The implementation of direct payments by contractors into the Federation Account, as outlined in Section 2, Sub-section 3 of the Executive Order, will be phased in to avoid disruption to existing contractual and financing arrangements and to maintain investor confidence. A transition period has been approved, during which contractors will continue to remit funds under the current system. Detailed guidelines for the new direct payment process are forthcoming.

To facilitate a smooth transition, a Technical Subcommittee has been established. This subcommittee, led by the Special Adviser to the President on Energy, will develop the detailed guidelines for direct remittance within three weeks. It will also initiate a review of the Petroleum Industry Act (PIA) to identify and address structural and fiscal weaknesses that may undermine federal revenues. Members of the subcommittee include the Solicitor-General of the Federation and Permanent Secretary of the Federal Ministry of Justice, the Chairman of the Nigeria Revenue Service, the Chairman of the Forum of Commissioners of Finance and representatives from the Minister of State for Petroleum Resources (Oil). The Budget Office of the Federation will provide secretarial support.

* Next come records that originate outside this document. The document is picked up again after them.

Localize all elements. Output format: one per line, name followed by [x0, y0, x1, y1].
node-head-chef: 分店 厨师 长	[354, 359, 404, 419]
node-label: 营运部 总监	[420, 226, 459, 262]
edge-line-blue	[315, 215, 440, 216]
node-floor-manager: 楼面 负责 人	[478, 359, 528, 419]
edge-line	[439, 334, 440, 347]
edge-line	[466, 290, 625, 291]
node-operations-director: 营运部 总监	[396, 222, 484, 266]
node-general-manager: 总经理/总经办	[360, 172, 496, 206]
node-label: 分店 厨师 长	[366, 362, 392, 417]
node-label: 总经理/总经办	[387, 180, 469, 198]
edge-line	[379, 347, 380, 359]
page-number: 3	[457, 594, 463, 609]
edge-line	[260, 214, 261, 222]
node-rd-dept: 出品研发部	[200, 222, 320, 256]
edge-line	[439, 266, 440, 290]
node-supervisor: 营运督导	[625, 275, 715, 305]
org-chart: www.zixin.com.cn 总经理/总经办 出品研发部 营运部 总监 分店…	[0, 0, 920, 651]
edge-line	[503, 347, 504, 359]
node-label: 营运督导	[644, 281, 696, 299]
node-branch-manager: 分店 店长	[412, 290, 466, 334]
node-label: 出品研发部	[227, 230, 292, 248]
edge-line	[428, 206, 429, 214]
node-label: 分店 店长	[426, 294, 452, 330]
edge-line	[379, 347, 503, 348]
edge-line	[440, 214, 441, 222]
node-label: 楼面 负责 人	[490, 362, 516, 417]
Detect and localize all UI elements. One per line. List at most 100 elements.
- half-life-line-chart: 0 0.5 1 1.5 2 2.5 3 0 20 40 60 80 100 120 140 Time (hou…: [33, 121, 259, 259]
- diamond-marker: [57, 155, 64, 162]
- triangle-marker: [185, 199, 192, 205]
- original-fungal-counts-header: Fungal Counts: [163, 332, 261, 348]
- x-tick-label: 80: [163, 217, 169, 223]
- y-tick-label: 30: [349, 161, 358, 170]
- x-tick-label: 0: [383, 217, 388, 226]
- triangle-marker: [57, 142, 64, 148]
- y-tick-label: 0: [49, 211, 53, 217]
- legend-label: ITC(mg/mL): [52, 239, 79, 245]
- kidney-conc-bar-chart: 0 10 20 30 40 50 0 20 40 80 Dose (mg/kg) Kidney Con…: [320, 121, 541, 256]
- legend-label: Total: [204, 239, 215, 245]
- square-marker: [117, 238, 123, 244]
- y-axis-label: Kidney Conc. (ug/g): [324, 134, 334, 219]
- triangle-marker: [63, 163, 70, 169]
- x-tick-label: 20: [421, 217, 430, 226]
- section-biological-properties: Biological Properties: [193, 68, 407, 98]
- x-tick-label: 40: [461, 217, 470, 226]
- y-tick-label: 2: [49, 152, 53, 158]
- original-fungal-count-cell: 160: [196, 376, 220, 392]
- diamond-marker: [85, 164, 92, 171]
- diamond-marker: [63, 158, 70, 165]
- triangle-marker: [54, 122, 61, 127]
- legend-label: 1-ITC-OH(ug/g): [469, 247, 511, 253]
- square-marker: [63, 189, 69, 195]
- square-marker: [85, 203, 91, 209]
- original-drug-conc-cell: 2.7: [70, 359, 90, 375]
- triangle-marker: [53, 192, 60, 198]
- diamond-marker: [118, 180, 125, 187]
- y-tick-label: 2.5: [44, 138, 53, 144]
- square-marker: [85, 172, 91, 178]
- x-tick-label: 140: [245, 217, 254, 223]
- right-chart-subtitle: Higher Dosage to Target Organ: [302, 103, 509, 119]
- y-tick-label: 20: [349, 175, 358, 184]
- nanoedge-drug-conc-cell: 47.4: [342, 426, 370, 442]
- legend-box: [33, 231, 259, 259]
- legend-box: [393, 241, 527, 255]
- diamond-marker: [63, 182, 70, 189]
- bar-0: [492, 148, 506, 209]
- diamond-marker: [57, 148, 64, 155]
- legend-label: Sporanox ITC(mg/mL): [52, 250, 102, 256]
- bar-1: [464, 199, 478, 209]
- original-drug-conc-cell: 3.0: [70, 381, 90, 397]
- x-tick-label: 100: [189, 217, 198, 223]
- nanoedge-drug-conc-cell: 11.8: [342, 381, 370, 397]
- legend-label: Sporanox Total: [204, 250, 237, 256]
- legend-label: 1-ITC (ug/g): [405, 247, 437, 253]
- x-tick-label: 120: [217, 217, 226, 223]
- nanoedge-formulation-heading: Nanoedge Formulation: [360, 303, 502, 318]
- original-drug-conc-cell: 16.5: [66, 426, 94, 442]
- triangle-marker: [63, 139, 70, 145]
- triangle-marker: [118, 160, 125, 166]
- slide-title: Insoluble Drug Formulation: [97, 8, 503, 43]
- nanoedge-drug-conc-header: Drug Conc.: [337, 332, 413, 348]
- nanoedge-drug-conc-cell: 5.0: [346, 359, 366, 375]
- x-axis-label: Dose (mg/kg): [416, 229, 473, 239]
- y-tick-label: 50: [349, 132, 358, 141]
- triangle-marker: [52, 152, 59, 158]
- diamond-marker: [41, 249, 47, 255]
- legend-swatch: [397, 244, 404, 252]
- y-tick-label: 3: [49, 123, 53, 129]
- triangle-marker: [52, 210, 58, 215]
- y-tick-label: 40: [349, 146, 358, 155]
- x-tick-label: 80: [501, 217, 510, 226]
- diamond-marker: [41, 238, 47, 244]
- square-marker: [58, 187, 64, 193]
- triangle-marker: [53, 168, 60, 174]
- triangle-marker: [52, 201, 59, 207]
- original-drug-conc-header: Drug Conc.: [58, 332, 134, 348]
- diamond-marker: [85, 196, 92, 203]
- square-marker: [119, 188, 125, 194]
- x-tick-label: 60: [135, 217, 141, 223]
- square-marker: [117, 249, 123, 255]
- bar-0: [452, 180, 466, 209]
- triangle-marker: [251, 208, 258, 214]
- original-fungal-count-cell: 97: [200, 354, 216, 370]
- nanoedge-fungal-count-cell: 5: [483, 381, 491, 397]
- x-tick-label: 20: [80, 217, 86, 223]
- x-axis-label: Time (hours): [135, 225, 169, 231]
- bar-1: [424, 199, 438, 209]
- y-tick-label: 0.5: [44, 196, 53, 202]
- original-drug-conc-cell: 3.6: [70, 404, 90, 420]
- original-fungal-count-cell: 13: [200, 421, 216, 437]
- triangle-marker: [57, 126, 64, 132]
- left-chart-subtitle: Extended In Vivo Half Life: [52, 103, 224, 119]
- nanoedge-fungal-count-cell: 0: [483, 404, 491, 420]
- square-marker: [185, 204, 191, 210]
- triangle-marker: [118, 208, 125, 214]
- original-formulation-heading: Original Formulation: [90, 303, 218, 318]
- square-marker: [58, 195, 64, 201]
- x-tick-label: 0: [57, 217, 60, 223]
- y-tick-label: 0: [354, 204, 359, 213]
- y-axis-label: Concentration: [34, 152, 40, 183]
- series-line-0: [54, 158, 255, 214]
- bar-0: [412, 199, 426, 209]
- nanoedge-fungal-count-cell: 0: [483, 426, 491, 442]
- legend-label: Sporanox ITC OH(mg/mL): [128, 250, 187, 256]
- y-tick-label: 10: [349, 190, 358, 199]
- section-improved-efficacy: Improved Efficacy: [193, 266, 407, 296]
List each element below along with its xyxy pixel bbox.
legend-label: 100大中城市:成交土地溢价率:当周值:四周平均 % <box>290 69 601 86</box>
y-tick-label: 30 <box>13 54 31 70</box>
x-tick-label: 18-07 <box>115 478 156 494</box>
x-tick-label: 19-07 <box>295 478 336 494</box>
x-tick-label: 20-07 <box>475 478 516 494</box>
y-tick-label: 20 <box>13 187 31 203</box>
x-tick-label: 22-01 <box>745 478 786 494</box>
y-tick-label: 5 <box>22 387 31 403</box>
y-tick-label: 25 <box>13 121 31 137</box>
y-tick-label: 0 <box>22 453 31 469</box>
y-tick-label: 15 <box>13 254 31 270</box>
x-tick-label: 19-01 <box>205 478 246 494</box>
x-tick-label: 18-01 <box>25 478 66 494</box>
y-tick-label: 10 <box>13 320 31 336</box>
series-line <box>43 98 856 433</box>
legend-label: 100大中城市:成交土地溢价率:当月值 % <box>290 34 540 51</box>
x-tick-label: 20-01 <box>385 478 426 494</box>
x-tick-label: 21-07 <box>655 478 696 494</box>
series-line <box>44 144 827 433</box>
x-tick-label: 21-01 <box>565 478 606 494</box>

The move has garnered support from state governors, who view it as a crucial step towards greater transparency and accountability in the management of Nigeria’s petroleum resources. The Federal Government has approved a transition period for the implementation of direct payments by oil and gas contractors into the Federation Account, a decision taken by the Implementation Committee following its inaugural meeting.

The government’s action signals a broader effort to tighten control over its petroleum revenues, with Minister Edun also indicating a potential review of the PIA. The timing of this review coincides with the initial steps taken to implement Executive Order 9, suggesting a comprehensive approach to strengthening the financial framework governing the oil and gas sector.